There is no doubt that Rocky kicks ass, as evident in the first two movies. However, we were subjected to more and more of this Italian Stallion's extra 21st chromosome of a life story: Going from training in a gaudy, palatial, media drome facility to either some hood pit and/or Siberian Summer home; raising annoying offspring with bad taste in rebellious ear rings; rags to riches, to rags again, melodrama; Bridget Nielsen; and Uncle Paulie's robot girlfriend. Oh, and not to mention that the U.S.S.R. had nuclear powered gyms with loads of blinking lights and laser graphics--while we all know their shit is still getting converted from vacuum tubes to transistors.
Also, there is the little matter of Rocky going from "Sloth" (Goonies) to articulate millionaire, and then back to New Jersey wharf rat retard/Sloth again--except he's from Philly. What in the hell was Adrian doing to this poor man? I think at some point she gave up listening him try to read his stocks out loud in order to speed up the morning breakfast and started putting salt peter and lead chips in his oatmeal. She liked him better dumb anyway, just with less humping now that her bones were brittle. I really don't know where I was going with that one.
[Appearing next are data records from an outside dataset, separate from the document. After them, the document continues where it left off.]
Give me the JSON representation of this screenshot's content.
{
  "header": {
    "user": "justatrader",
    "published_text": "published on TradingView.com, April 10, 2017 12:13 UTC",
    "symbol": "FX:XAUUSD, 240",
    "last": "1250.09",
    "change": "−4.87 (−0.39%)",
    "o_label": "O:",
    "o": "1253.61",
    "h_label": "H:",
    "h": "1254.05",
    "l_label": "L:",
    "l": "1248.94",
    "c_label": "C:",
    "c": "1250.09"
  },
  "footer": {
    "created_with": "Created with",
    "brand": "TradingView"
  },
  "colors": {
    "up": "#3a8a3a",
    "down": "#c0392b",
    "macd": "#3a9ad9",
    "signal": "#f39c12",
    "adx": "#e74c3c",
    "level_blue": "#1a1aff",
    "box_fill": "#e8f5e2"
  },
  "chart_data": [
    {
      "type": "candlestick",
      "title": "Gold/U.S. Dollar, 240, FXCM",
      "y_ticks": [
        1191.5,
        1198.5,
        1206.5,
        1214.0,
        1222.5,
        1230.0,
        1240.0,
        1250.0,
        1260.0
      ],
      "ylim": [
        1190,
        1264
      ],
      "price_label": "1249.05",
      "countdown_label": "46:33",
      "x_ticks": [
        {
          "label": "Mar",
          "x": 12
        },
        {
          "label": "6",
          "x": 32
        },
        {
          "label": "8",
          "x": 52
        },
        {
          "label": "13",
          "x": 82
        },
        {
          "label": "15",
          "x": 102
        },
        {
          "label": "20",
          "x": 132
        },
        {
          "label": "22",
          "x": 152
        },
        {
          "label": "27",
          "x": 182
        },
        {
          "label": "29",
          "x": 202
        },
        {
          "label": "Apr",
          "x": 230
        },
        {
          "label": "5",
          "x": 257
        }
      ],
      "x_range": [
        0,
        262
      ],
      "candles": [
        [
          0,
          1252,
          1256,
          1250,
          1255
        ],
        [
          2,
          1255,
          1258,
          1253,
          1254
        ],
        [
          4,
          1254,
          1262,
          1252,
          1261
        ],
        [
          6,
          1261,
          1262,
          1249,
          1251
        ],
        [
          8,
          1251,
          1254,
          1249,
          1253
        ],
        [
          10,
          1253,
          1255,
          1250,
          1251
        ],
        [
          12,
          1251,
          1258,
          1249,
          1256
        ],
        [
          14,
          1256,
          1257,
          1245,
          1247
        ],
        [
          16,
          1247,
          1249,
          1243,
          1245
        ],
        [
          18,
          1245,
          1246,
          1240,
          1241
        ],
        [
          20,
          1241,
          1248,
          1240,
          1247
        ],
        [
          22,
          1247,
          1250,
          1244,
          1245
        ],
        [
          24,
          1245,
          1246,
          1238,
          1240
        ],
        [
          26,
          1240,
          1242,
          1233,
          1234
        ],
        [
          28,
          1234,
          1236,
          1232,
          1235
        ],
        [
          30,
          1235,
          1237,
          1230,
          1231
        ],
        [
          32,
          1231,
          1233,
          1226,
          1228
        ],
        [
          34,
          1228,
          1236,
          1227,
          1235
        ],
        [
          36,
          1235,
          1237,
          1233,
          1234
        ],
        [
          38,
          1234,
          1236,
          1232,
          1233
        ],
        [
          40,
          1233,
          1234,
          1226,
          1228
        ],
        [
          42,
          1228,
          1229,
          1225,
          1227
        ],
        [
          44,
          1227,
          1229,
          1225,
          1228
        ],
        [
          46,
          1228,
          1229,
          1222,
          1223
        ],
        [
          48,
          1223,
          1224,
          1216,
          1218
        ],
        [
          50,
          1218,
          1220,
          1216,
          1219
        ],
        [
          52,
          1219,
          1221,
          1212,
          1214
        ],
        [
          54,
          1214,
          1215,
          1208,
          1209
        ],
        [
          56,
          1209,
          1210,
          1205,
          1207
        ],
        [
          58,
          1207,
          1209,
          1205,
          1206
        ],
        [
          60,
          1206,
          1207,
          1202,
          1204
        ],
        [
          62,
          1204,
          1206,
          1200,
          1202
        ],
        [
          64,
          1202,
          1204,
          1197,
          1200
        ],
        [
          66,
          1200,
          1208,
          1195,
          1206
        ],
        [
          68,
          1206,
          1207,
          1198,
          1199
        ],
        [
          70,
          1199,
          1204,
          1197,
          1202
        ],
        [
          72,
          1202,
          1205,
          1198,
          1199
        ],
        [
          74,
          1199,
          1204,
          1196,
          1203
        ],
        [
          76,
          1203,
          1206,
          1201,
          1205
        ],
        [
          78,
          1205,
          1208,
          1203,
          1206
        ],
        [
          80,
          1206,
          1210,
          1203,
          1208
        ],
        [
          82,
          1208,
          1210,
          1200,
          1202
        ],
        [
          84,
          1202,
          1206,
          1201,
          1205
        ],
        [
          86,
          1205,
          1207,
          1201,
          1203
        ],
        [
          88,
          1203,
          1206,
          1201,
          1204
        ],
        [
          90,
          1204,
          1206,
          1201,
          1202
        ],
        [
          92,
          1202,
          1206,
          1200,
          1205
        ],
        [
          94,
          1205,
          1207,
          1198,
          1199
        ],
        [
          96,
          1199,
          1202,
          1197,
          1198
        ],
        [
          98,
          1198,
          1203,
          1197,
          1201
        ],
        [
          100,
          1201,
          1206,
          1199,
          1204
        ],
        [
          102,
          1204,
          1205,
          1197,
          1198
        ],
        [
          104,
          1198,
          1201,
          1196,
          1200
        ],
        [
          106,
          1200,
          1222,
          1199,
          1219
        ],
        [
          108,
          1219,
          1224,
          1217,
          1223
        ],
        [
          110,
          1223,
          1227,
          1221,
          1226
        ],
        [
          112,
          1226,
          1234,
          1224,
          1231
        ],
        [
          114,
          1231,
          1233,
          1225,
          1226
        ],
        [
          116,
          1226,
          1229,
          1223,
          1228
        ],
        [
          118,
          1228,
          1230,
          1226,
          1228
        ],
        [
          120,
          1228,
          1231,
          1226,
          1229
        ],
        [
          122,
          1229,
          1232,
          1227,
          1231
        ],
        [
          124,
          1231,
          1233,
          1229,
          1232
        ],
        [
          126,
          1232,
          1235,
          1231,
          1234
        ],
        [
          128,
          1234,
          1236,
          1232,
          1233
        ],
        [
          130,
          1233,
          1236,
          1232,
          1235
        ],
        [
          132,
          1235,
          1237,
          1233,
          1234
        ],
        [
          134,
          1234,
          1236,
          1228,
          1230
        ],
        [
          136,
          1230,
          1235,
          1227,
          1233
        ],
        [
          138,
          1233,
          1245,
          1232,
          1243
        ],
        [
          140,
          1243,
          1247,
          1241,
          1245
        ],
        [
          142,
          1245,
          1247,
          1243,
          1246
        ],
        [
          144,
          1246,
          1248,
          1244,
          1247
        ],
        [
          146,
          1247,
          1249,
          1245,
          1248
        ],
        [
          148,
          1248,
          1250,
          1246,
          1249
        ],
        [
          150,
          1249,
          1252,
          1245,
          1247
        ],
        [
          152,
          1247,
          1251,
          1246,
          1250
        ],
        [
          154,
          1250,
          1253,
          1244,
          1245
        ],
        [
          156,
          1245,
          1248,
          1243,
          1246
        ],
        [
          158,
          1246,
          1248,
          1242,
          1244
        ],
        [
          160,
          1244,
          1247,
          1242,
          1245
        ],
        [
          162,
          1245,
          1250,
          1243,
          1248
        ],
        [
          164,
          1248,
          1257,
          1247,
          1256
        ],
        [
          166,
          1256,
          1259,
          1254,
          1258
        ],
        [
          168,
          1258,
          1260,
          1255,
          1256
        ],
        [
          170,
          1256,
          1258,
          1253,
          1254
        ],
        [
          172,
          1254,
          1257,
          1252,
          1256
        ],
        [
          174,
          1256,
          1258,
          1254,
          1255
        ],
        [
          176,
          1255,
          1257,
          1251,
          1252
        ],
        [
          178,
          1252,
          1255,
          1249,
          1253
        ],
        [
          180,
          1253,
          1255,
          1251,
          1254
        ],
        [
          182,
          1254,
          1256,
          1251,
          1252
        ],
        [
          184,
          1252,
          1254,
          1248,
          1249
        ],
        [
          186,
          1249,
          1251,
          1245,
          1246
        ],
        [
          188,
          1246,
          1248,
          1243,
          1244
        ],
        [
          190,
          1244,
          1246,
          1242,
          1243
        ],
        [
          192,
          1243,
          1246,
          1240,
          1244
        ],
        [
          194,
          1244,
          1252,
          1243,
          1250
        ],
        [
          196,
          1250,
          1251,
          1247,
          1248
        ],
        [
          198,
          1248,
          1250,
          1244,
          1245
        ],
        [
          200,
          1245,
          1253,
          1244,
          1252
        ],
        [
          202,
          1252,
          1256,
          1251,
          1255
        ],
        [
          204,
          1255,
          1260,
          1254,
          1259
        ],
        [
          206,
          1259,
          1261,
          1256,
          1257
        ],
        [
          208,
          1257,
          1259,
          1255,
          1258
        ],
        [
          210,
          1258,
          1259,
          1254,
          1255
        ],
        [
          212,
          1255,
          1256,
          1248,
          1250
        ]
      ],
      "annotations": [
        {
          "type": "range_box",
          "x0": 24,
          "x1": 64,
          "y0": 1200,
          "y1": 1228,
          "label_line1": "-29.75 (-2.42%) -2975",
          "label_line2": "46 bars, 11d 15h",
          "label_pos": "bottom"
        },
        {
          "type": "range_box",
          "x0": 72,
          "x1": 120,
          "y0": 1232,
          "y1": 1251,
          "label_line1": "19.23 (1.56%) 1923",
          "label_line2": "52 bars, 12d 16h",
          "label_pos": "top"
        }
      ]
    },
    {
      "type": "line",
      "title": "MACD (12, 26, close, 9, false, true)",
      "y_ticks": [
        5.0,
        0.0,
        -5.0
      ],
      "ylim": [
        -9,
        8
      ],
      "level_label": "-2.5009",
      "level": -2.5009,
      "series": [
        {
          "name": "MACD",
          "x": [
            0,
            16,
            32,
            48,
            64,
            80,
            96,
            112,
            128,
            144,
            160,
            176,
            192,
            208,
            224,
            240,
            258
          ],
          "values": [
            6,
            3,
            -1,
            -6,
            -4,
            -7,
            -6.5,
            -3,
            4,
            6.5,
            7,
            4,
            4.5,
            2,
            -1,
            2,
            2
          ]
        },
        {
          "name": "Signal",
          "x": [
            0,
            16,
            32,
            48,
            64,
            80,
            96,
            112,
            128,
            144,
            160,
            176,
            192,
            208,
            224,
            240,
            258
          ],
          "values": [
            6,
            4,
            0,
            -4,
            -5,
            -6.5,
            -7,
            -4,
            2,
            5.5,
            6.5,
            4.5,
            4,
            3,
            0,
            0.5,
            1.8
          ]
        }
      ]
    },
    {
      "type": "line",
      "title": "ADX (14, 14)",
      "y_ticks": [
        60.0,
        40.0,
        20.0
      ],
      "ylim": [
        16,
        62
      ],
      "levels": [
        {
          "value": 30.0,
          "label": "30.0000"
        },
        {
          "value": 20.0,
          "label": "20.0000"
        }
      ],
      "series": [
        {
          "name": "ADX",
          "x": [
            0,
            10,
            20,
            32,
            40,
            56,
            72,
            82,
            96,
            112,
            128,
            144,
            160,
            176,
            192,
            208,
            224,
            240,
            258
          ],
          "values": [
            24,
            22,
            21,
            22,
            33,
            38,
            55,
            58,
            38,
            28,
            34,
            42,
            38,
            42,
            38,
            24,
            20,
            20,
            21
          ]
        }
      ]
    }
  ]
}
The most TIGF!!!, but in a good way, was the music of Survivor. If it were not for "The Eye of the Tiger", who knows how bad that fool would have been pitied. In fact, "Rocky III" features the gayest scene ever: Rocky and Apollo running together on a beach, followed by a wet, encircling embrace. I think the only thing that kept them from doing each other right then and there was Rocky's strict "no butt sex for six weeks" rule before each fight.